[Men of Invention and Industry by Samuel Smiles]@TWC D-Link bookMen of Invention and Industry CHAPTER VI 36/41
The place was conveniently situated for business, being nearly in the centre of Germany.
The Bavarian Government, desirous of giving encouragement to so useful a genius, granted Koenig the use of the secularised monastery on easy terms; and there accordingly he began his operations in the course of the following year.
Bauer soon joined him, with an order from Mr.Walter for an improved Times machine; and the two men entered into a partnership which lasted for life. The partners had at first great difficulties to encounter in getting their establishment to work.
Oberzell was a rural village, containing only common labourers, from whom they had to select their workmen. Every person taken into the concern had to be trained and educated to mechanical work by the partners themselves.

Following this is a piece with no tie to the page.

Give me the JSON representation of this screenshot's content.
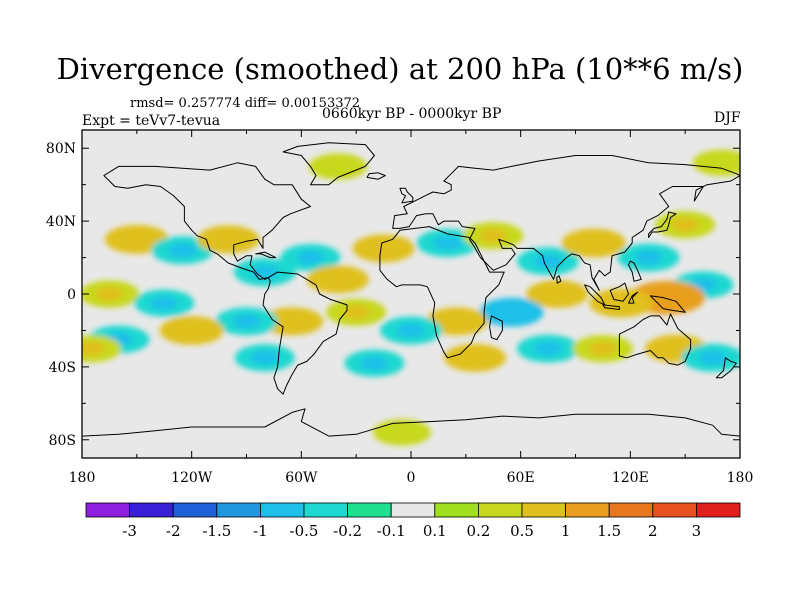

With indescribable patience they taught these labourers the use of the hammer, the file, the turning-lathe, and other tools, which the greater number of them had never before seen, and of whose uses they were entirely ignorant. The machinery of the workshop was got together with equal difficulty piece by piece, some of the parts from a great distance,--the mechanical arts being then at a very low ebb in Germany, which was still suffering from the effects of the long continental war. At length the workshop was fitted up, the old barn of the monastery being converted into an iron foundry. Orders for printing machines were gradually obtained.